Beim ersten Vorstellungstreffen begleitet Scherer die Hundesitter stets zu den potenziellen Kunden. Sie glaubt, dass das Gassi gehen den Mitarbeitern unabhängig vom Verdienst auch über die Kontakte zu anderen Hundehaltern beim Weg zurück in ein geregeltes Leben hilft. "Auf der Hundewiese ist es egal, wer am Ende der Leine steht", sagt sie. "Man begegnet sich auf Augenhöhe." Eigentlich hat die Einrichtungs-Chefin aber ein noch viel ambitionierteres Ziel: Sie will eine richtige Hundetagesstätte für die Tiere von Berufstätigen eröffnen, als gemeinnützige GmbH mit eigenen Räumlichkeiten. Die Mitarbeiter sollen dort angestellt werden.
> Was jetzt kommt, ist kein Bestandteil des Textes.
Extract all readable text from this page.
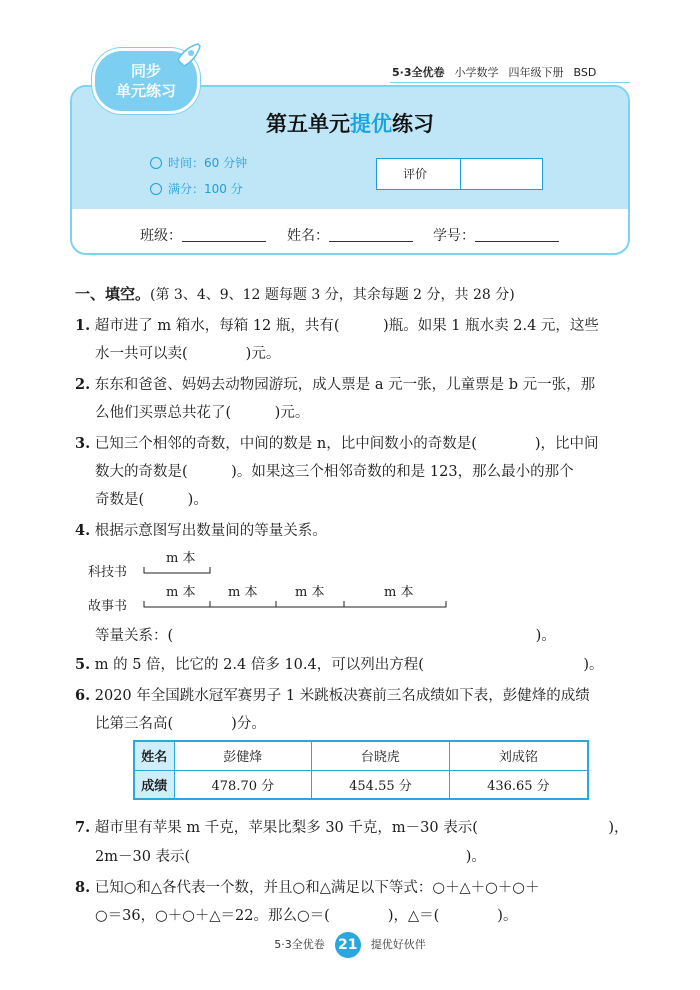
同步
单元练习
5·3全优卷 小学数学 四年级下册 BSD
第五单元提优练习
时间：60 分钟
满分：100 分
评价
班级：	姓名：	学号：
一、填空。(第 3、4、9、12 题每题 3 分，其余每题 2 分，共 28 分)
1. 超市进了 m 箱水，每箱 12 瓶，共有(　　　)瓶。如果 1 瓶水卖 2.4 元，这些
水一共可以卖(　　　　)元。
2. 东东和爸爸、妈妈去动物园游玩，成人票是 a 元一张，儿童票是 b 元一张，那
么他们买票总共花了(　　　)元。
3. 已知三个相邻的奇数，中间的数是 n，比中间数小的奇数是(　　　　)，比中间
数大的奇数是(　　　)。如果这三个相邻奇数的和是 123，那么最小的那个
奇数是(　　　)。
4. 根据示意图写出数量间的等量关系。
科技书
故事书
m 本
m 本	m 本	m 本	m 本
等量关系：(　　　　　　　　　　　　　　　　　　　　　　　　　)。
5. m 的 5 倍，比它的 2.4 倍多 10.4，可以列出方程(　　　　　　　　　　　)。
6. 2020 年全国跳水冠军赛男子 1 米跳板决赛前三名成绩如下表，彭健烽的成绩
比第三名高(　　　　)分。
姓名	彭健烽	台晓虎	刘成铭
成绩	478.70 分	454.55 分	436.65 分
7. 超市里有苹果 m 千克，苹果比梨多 30 千克，m－30 表示(　　　　　　　　　)，
2m－30 表示(　　　　　　　　　　　　　　　　　　　)。
8. 已知○和△各代表一个数，并且○和△满足以下等式：○＋△＋○＋○＋
○＝36，○＋○＋△＝22。那么○＝(　　　　)，△＝(　　　　)。
5·3全优卷 21 提优好伙伴
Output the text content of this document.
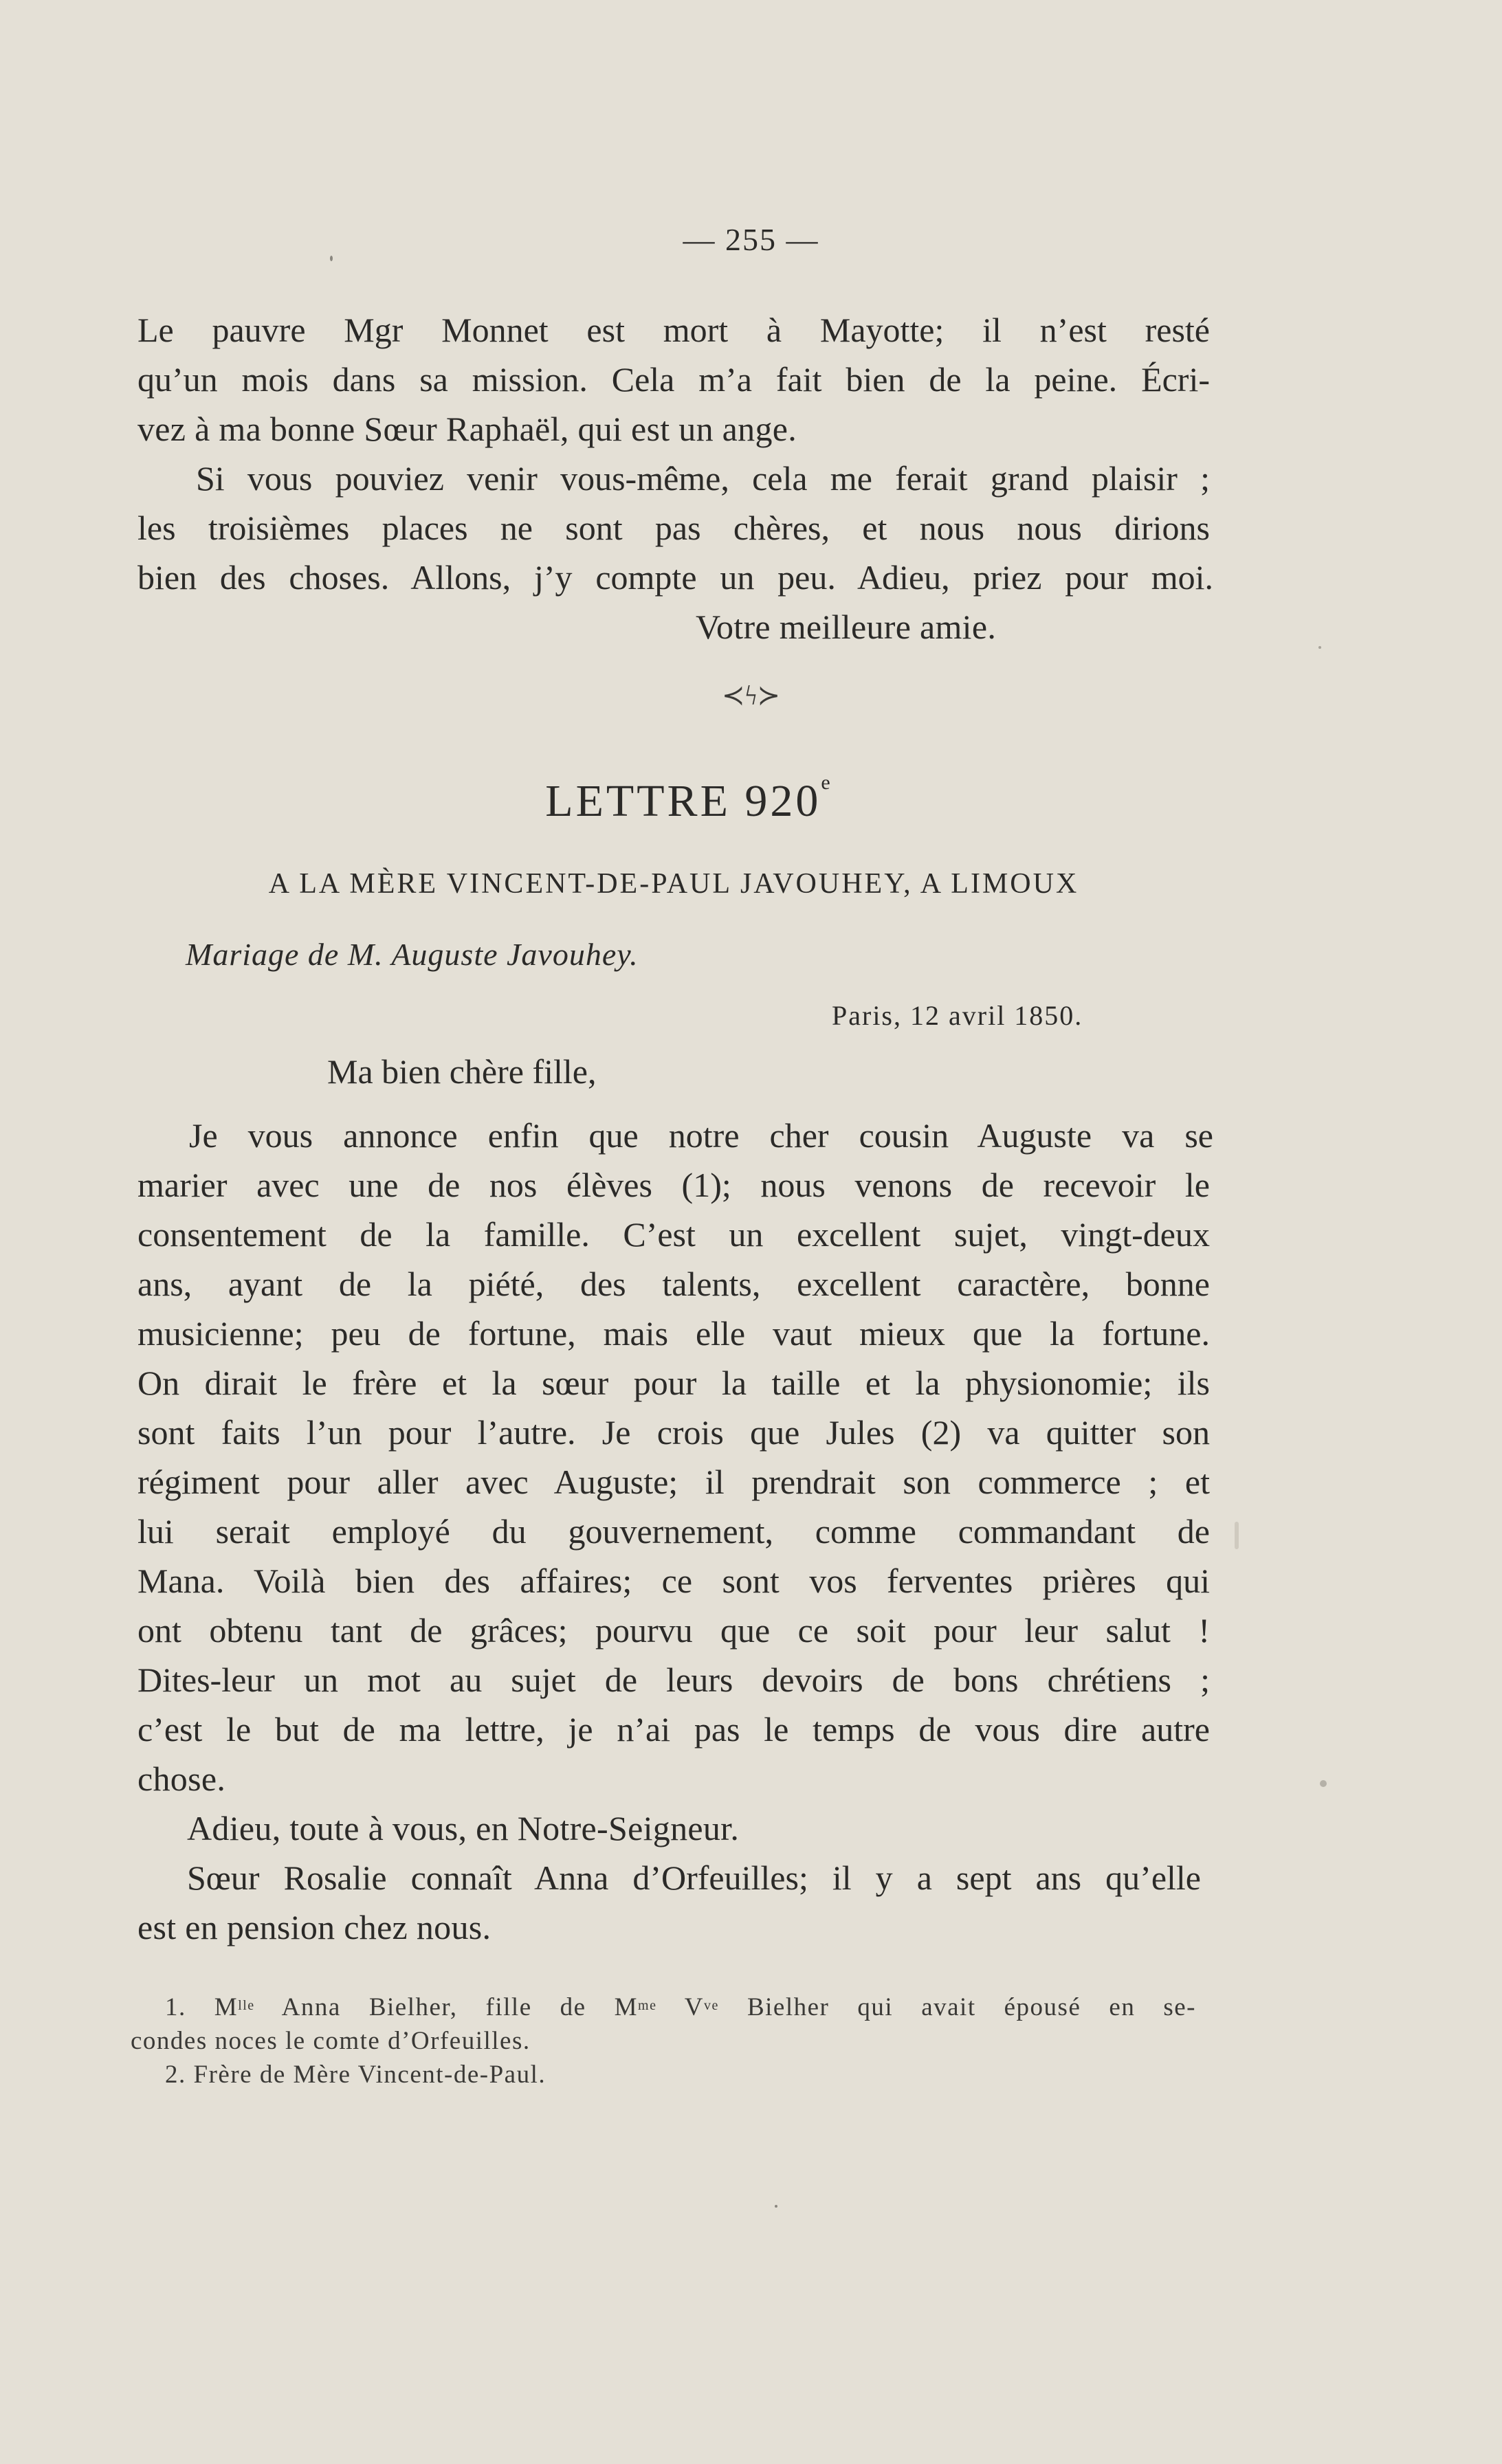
— 255 —
Le pauvre Mgr Monnet est mort à Mayotte; il n’est resté
qu’un mois dans sa mission. Cela m’a fait bien de la peine. Écri-
vez à ma bonne Sœur Raphaël, qui est un ange.
Si vous pouviez venir vous-même, cela me ferait grand plaisir ;
les troisièmes places ne sont pas chères, et nous nous dirions
bien des choses. Allons, j’y compte un peu. Adieu, priez pour moi.
Votre meilleure amie.
≺ϟ≻
LETTRE 920e
A LA MÈRE VINCENT-DE-PAUL JAVOUHEY, A LIMOUX
Mariage de M. Auguste Javouhey.
Paris, 12 avril 1850.
Ma bien chère fille,
Je vous annonce enfin que notre cher cousin Auguste va se
marier avec une de nos élèves (1); nous venons de recevoir le
consentement de la famille. C’est un excellent sujet, vingt-deux
ans, ayant de la piété, des talents, excellent caractère, bonne
musicienne; peu de fortune, mais elle vaut mieux que la fortune.
On dirait le frère et la sœur pour la taille et la physionomie; ils
sont faits l’un pour l’autre. Je crois que Jules (2) va quitter son
régiment pour aller avec Auguste; il prendrait son commerce ; et
lui serait employé du gouvernement, comme commandant de
Mana. Voilà bien des affaires; ce sont vos ferventes prières qui
ont obtenu tant de grâces; pourvu que ce soit pour leur salut !
Dites-leur un mot au sujet de leurs devoirs de bons chrétiens ;
c’est le but de ma lettre, je n’ai pas le temps de vous dire autre
chose.
Adieu, toute à vous, en Notre-Seigneur.
Sœur Rosalie connaît Anna d’Orfeuilles; il y a sept ans qu’elle
est en pension chez nous.
1. $M^{lle}$ Anna Bielher, fille de $M^{me}$ $V^{ve}$ Bielher qui avait épousé en se-
condes noces le comte d’Orfeuilles.
2. Frère de Mère Vincent-de-Paul.
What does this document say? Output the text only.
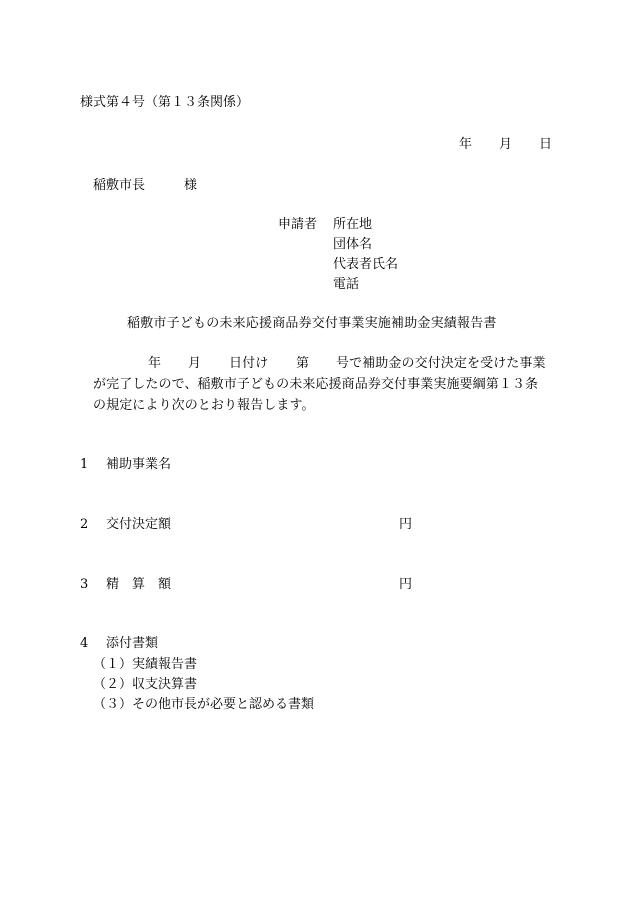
様式第４号（第１３条関係）
年 月 日
稲敷市長	様
申請者 所在地
団体名
代表者氏名
電話
稲敷市子どもの未来応援商品券交付事業実施補助金実績報告書
年 月 日付け 第 号で補助金の交付決定を受けた事業
が完了したので、稲敷市子どもの未来応援商品券交付事業実施要綱第１３条
の規定により次のとおり報告します。
1 補助事業名
2 交付決定額	円
3 精　算　額	円
4 添付書類
（１）実績報告書
（２）収支決算書
（３）その他市長が必要と認める書類
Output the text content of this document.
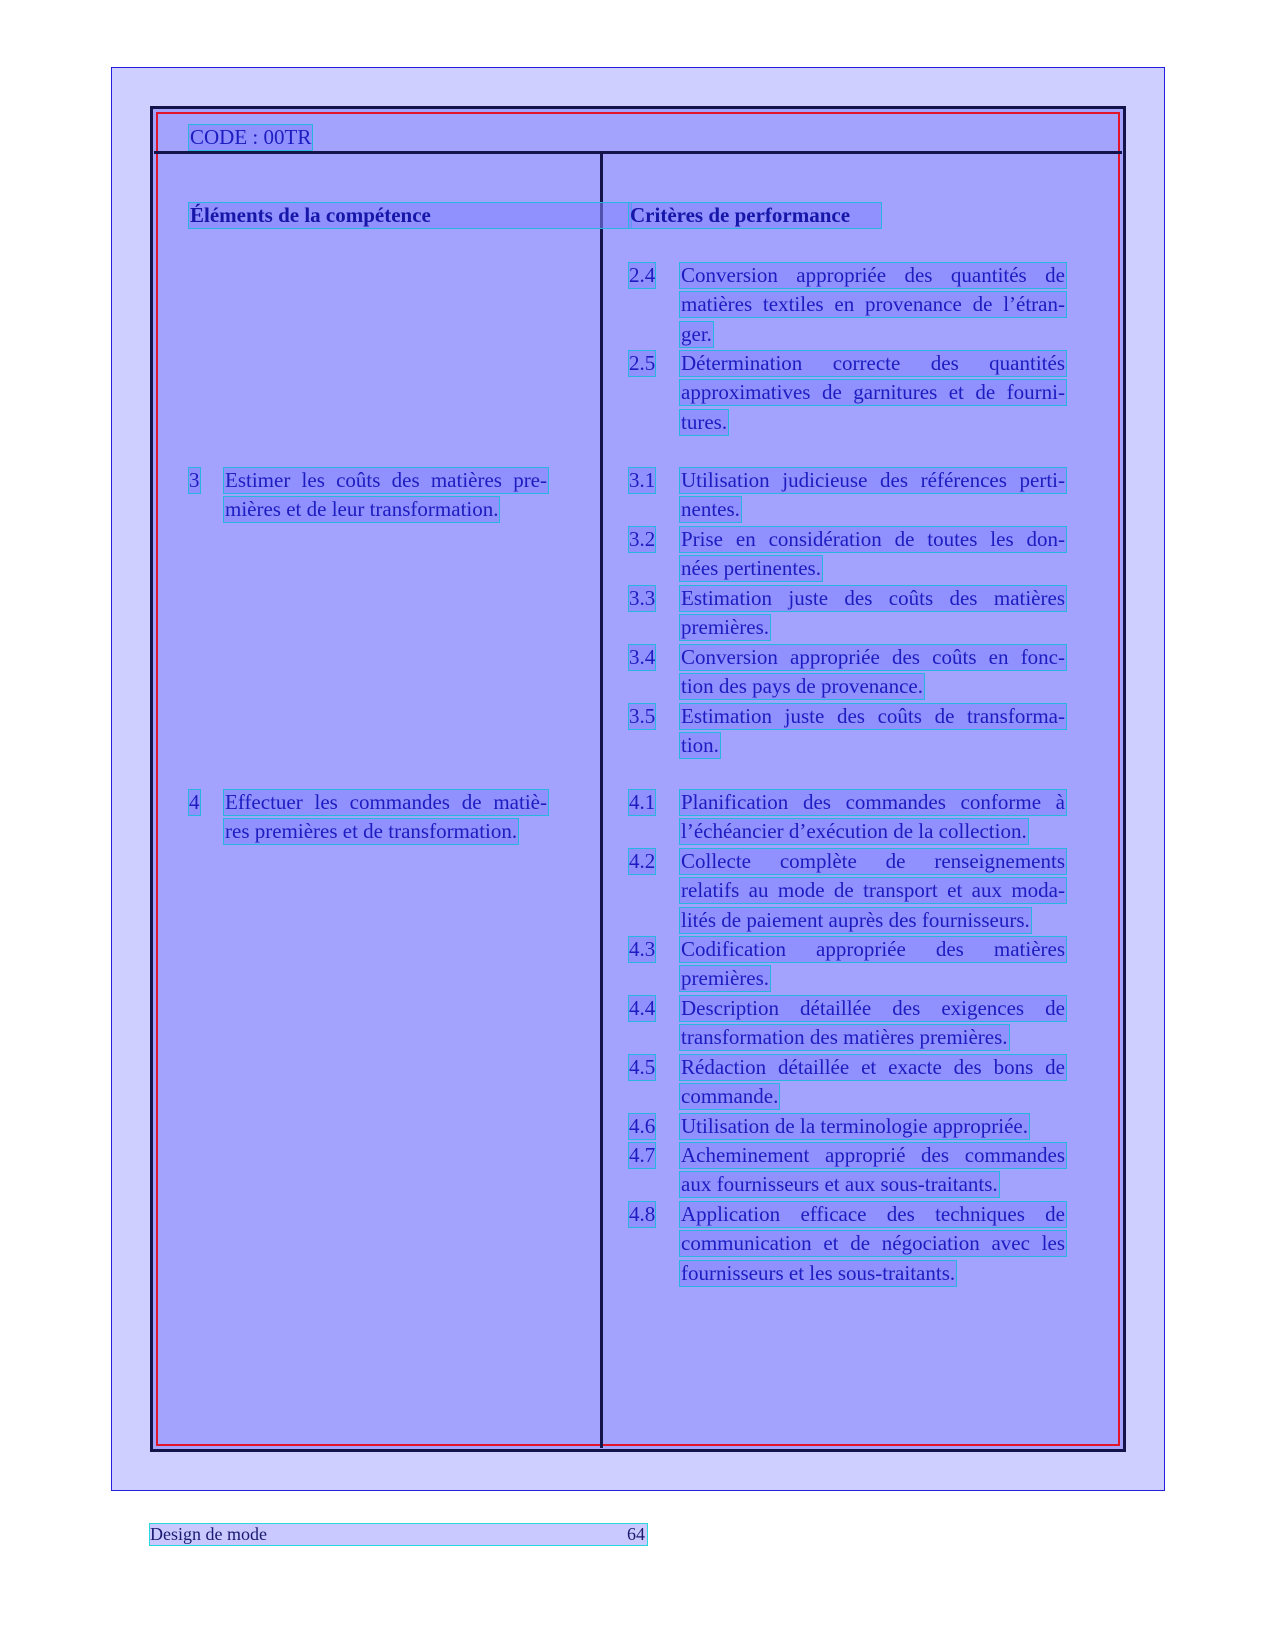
CODE : 00TR
Éléments de la compétence	Critères de performance
3 Estimer les coûts des matières pre-
mières et de leur transformation.
4 Effectuer les commandes de matiè-
res premières et de transformation.
2.4 Conversion appropriée des quantités de
matières textiles en provenance de l’étran-
ger.
2.5 Détermination correcte des quantités
approximatives de garnitures et de fourni-
tures.
3.1 Utilisation judicieuse des références perti-
nentes.
3.2 Prise en considération de toutes les don-
nées pertinentes.
3.3 Estimation juste des coûts des matières
premières.
3.4 Conversion appropriée des coûts en fonc-
tion des pays de provenance.
3.5 Estimation juste des coûts de transforma-
tion.
4.1 Planification des commandes conforme à
l’échéancier d’exécution de la collection.
4.2 Collecte complète de renseignements
relatifs au mode de transport et aux moda-
lités de paiement auprès des fournisseurs.
4.3 Codification appropriée des matières
premières.
4.4 Description détaillée des exigences de
transformation des matières premières.
4.5 Rédaction détaillée et exacte des bons de
commande.
4.6 Utilisation de la terminologie appropriée.
4.7 Acheminement approprié des commandes
aux fournisseurs et aux sous-traitants.
4.8 Application efficace des techniques de
communication et de négociation avec les
fournisseurs et les sous-traitants.
Design de mode	64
"Der Markt ist schon groß"
Bislang könne sie lediglich eine Ehrenamtspauschale zahlen, was ihr selbst Unbehagen bereite, sagt Scherer. Hundebesitzer zahlen nach einer kostenlosen Probephase 9,15 Euro pro Stunde, zu wenig, um mit der Arbeit je nennenswertes Gewinne zu erwirtschaften. Dass das Geschäftsmodell trotzdem funktionieren kann, davon ist Tanja Scherer dennoch überzeugt. Schließlich seien allein in Mainz 5.500 Hunde offiziell angemeldet: "Der Markt ist schon groß."
Das aktuell dreiköpfige Mainzer Hundetraum-Team glaubt ebenfalls an die Idee. Jaqueline Kessler, eine junge Frau, die schon Praktika im Tierheim gemacht hat, würde am liebsten nichts anderes mehr machen. Sie hofft auf einen "festen Arbeitsplatz, möglichst bis zur Rente".